Machucados da alma em versos; Arribaçã lança “Fratura Exposta: Fissuras”, livro vencedor do concurso de poemas da editora

Por Esmejoano Lincol

 

A intervenção médica para feridas graves varia de acordo com os tipos de trauma e dos profissionais que nos atendem. Mas como lidar com os machucados da alma, que não são visíveis e são difíceis de remediar? Com uma imagem forte  dando título ao seu novo livro, o escritor paraibano Egberto Vital estreia uma coletânea de textos em versos: em “Fratura Exposta: Fissuras”, o autor prescreve a poesia como tratamento. A obra chegou a público esta semana, em versão física e digital, depois de vencer um concurso literário promovido pela editora cajazeirense Arribaçã, no primeiro semestre de 2024. O lançamento oficial será em novembro, durante a Feira Literária Internacional de Campina Grande (Flic).

A leitura das obras de autores célebres como Silvino Olavo, Augusto dos Anjos e Adélia Prado inspirou Egberto, então adolescente no município de Esperança (agreste da Paraíba), a trabalhar com as letras — tanto enquanto poeta, escrevendo os seus primeiros poemas, quanto, mais tarde, como professor da rede pública de ensino da Paraíba.

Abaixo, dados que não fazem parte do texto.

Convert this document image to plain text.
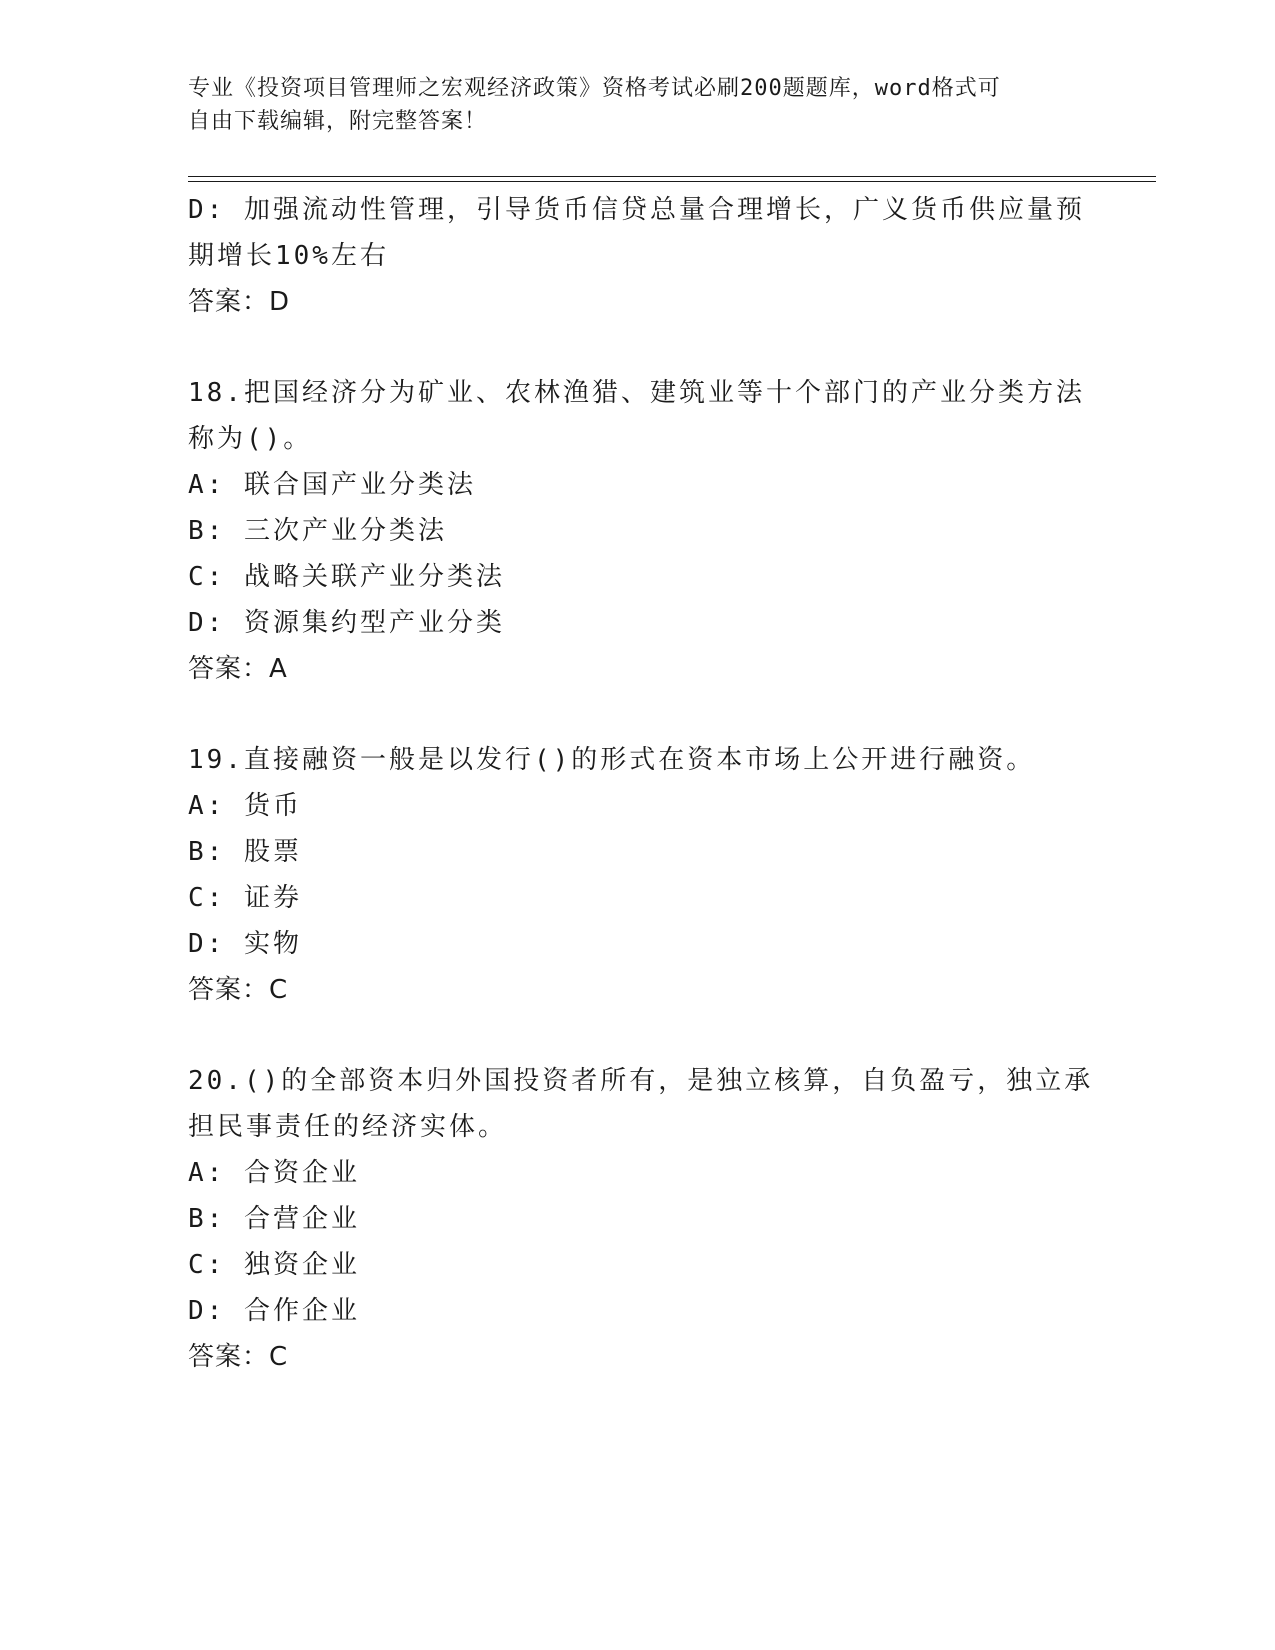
专业《投资项目管理师之宏观经济政策》资格考试必刷200题题库，word格式可
自由下载编辑，附完整答案！
D: 加强流动性管理，引导货币信贷总量合理增长，广义货币供应量预
期增长10%左右
答案：D
18.把国经济分为矿业、农林渔猎、建筑业等十个部门的产业分类方法
称为()。
A: 联合国产业分类法
B: 三次产业分类法
C: 战略关联产业分类法
D: 资源集约型产业分类
答案：A
19.直接融资一般是以发行()的形式在资本市场上公开进行融资。
A: 货币
B: 股票
C: 证券
D: 实物
答案：C
20.()的全部资本归外国投资者所有，是独立核算，自负盈亏，独立承
担民事责任的经济实体。
A: 合资企业
B: 合营企业
C: 独资企业
D: 合作企业
答案：C
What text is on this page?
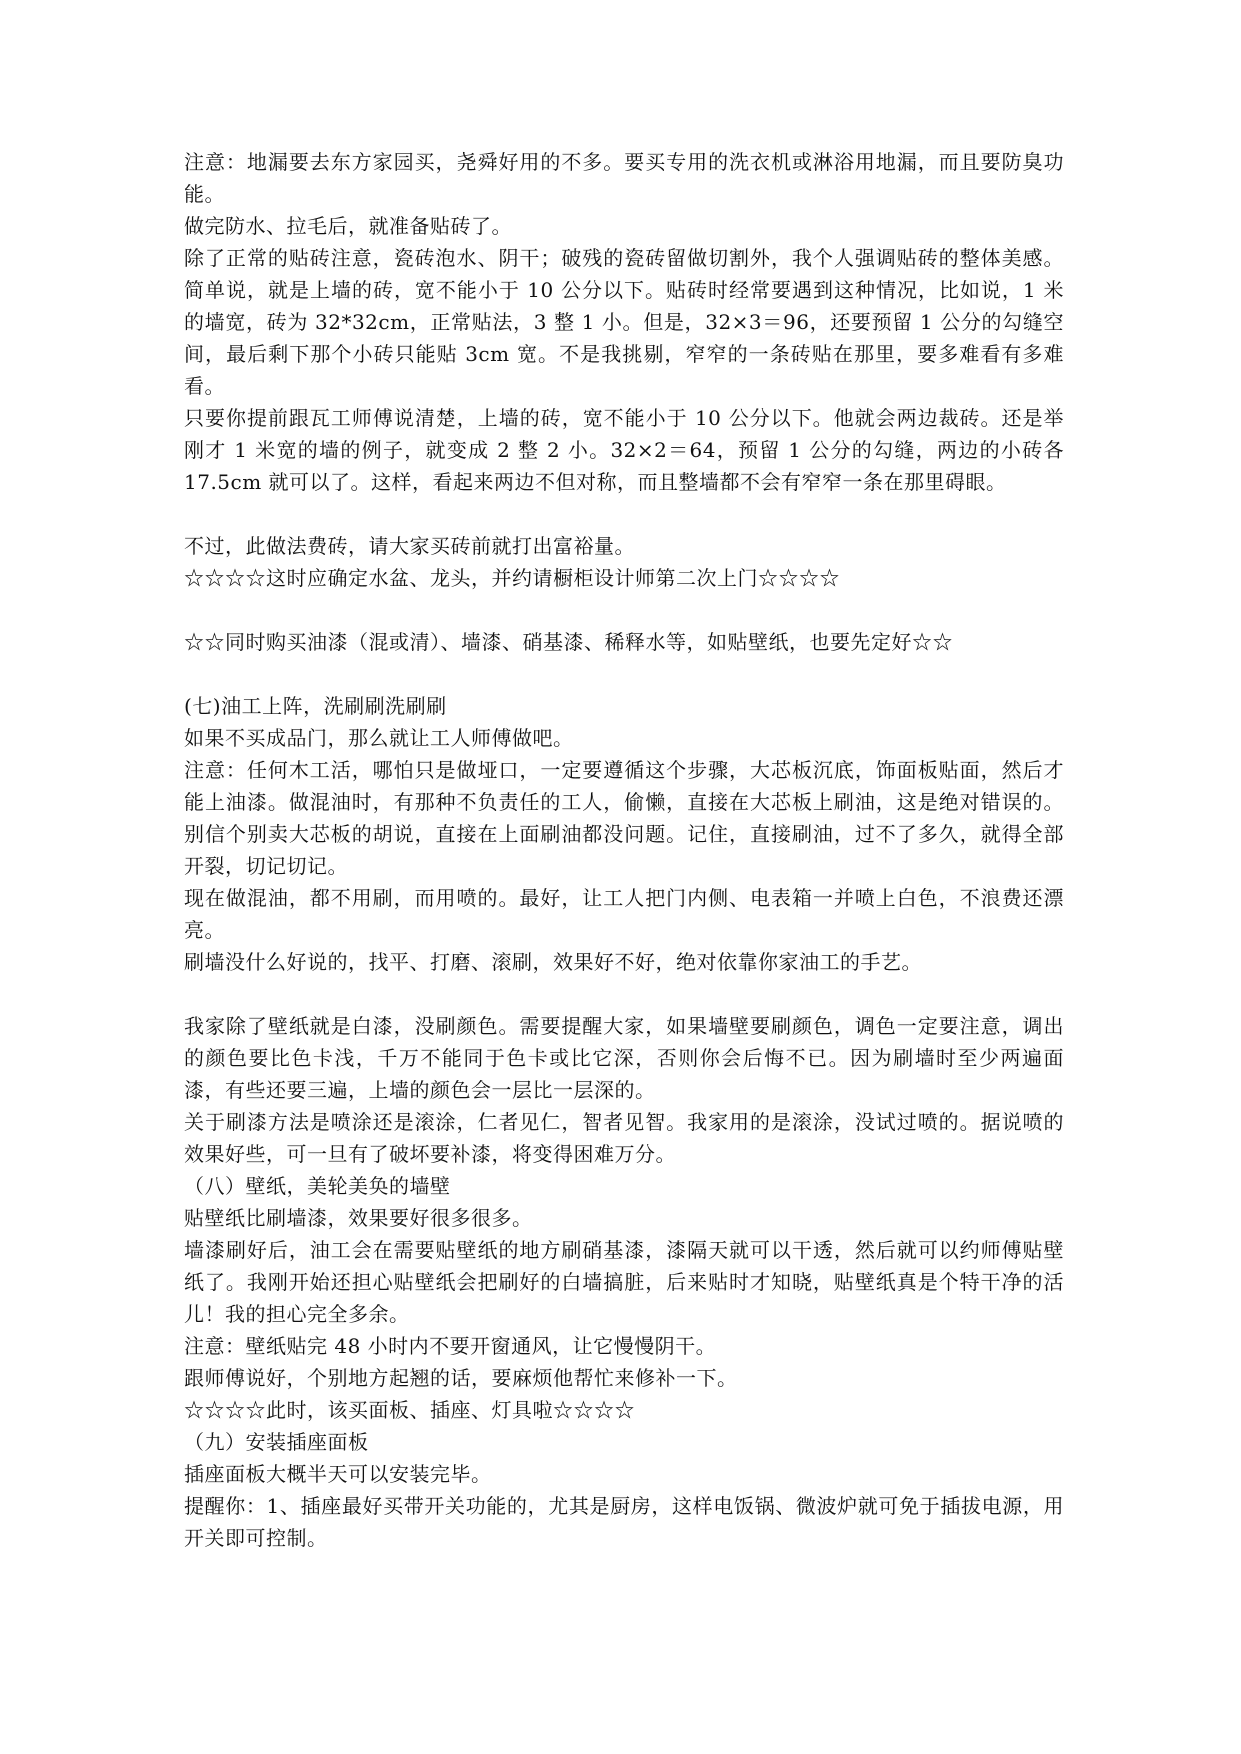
注意：地漏要去东方家园买，尧舜好用的不多。要买专用的洗衣机或淋浴用地漏，而且要防臭功能。

做完防水、拉毛后，就准备贴砖了。

除了正常的贴砖注意，瓷砖泡水、阴干；破残的瓷砖留做切割外，我个人强调贴砖的整体美感。简单说，就是上墙的砖，宽不能小于 10 公分以下。贴砖时经常要遇到这种情况，比如说，1 米的墙宽，砖为 32*32cm，正常贴法，3 整 1 小。但是，32×3＝96，还要预留 1 公分的勾缝空间，最后剩下那个小砖只能贴 3cm 宽。不是我挑剔，窄窄的一条砖贴在那里，要多难看有多难看。

只要你提前跟瓦工师傅说清楚，上墙的砖，宽不能小于 10 公分以下。他就会两边裁砖。还是举刚才 1 米宽的墙的例子，就变成 2 整 2 小。32×2＝64，预留 1 公分的勾缝，两边的小砖各 17.5cm 就可以了。这样，看起来两边不但对称，而且整墙都不会有窄窄一条在那里碍眼。

不过，此做法费砖，请大家买砖前就打出富裕量。

☆☆☆☆这时应确定水盆、龙头，并约请橱柜设计师第二次上门☆☆☆☆

☆☆同时购买油漆（混或清）、墙漆、硝基漆、稀释水等，如贴壁纸，也要先定好☆☆

(七)油工上阵，洗刷刷洗刷刷

如果不买成品门，那么就让工人师傅做吧。

注意：任何木工活，哪怕只是做垭口，一定要遵循这个步骤，大芯板沉底，饰面板贴面，然后才能上油漆。做混油时，有那种不负责任的工人，偷懒，直接在大芯板上刷油，这是绝对错误的。别信个别卖大芯板的胡说，直接在上面刷油都没问题。记住，直接刷油，过不了多久，就得全部开裂，切记切记。

现在做混油，都不用刷，而用喷的。最好，让工人把门内侧、电表箱一并喷上白色，不浪费还漂亮。

刷墙没什么好说的，找平、打磨、滚刷，效果好不好，绝对依靠你家油工的手艺。

我家除了壁纸就是白漆，没刷颜色。需要提醒大家，如果墙壁要刷颜色，调色一定要注意，调出的颜色要比色卡浅，千万不能同于色卡或比它深，否则你会后悔不已。因为刷墙时至少两遍面漆，有些还要三遍，上墙的颜色会一层比一层深的。

关于刷漆方法是喷涂还是滚涂，仁者见仁，智者见智。我家用的是滚涂，没试过喷的。据说喷的效果好些，可一旦有了破坏要补漆，将变得困难万分。

（八）壁纸，美轮美奂的墙壁

贴壁纸比刷墙漆，效果要好很多很多。

墙漆刷好后，油工会在需要贴壁纸的地方刷硝基漆，漆隔天就可以干透，然后就可以约师傅贴壁纸了。我刚开始还担心贴壁纸会把刷好的白墙搞脏，后来贴时才知晓，贴壁纸真是个特干净的活儿！我的担心完全多余。

注意：壁纸贴完 48 小时内不要开窗通风，让它慢慢阴干。

跟师傅说好，个别地方起翘的话，要麻烦他帮忙来修补一下。

☆☆☆☆此时，该买面板、插座、灯具啦☆☆☆☆

（九）安装插座面板

插座面板大概半天可以安装完毕。

提醒你：1、插座最好买带开关功能的，尤其是厨房，这样电饭锅、微波炉就可免于插拔电源，用开关即可控制。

Em 2011, publicou “Sinestesia”, reunindo alguns de seus primeiros trabalhos. “A partir daí fui participando de algumas antologias, utilizando o espaço das redes sociais para divulgação dos meus escritos, até, em 2023, publicar Rasgos Poéticos, meu segundo livro de poemas, que surge em um momento de maior maturação como sujeito e escritor”, explica.

Descrevendo o livro anterior como um mergulho em si mesmo, propiciado pelo isolamento da pandemia, o poeta define sua nova empreitada como um “passeio” pelas feridas emocionais que foram se abrindo ao longo de sua vida, externalizando outros processos complexos pelos quais passou. “As ‘fraturas’  são emocionais, sociais, culturais e pessoais. Enquanto escrevia, lidava com as minhas próprias vulnerabilidades e os desafios da paternagem por meio da adoção. As ‘fissuras’ falam de relações interpessoais, da solidão e da luta para sobreviver em um mundo que muitas vezes nos fragmenta”, pontua Egberto.

“Arrancar o band-aid da ferida”, expressão que o autor utilizou durante a entrevista, ilustra aquilo que ele mesmo sugere nos versos do poema “Palavra-fissura”: “Este texto trata da linguagem como algo que nos quebra e nos reconstrói. A palavra, nesse contexto, é tanto corte quanto cicatriz, capaz de expor as rachaduras da alma”. Ele também elenca “Cais do Valongo” como outro texto que lhe é caro no livro: “Surgiu logo após a leitura do romance O Crime do Cais do Valongo, de Eliana Alves Cruz. Ele faz um retorno às memórias ancestrais, remetendo à dor coletiva do passado”.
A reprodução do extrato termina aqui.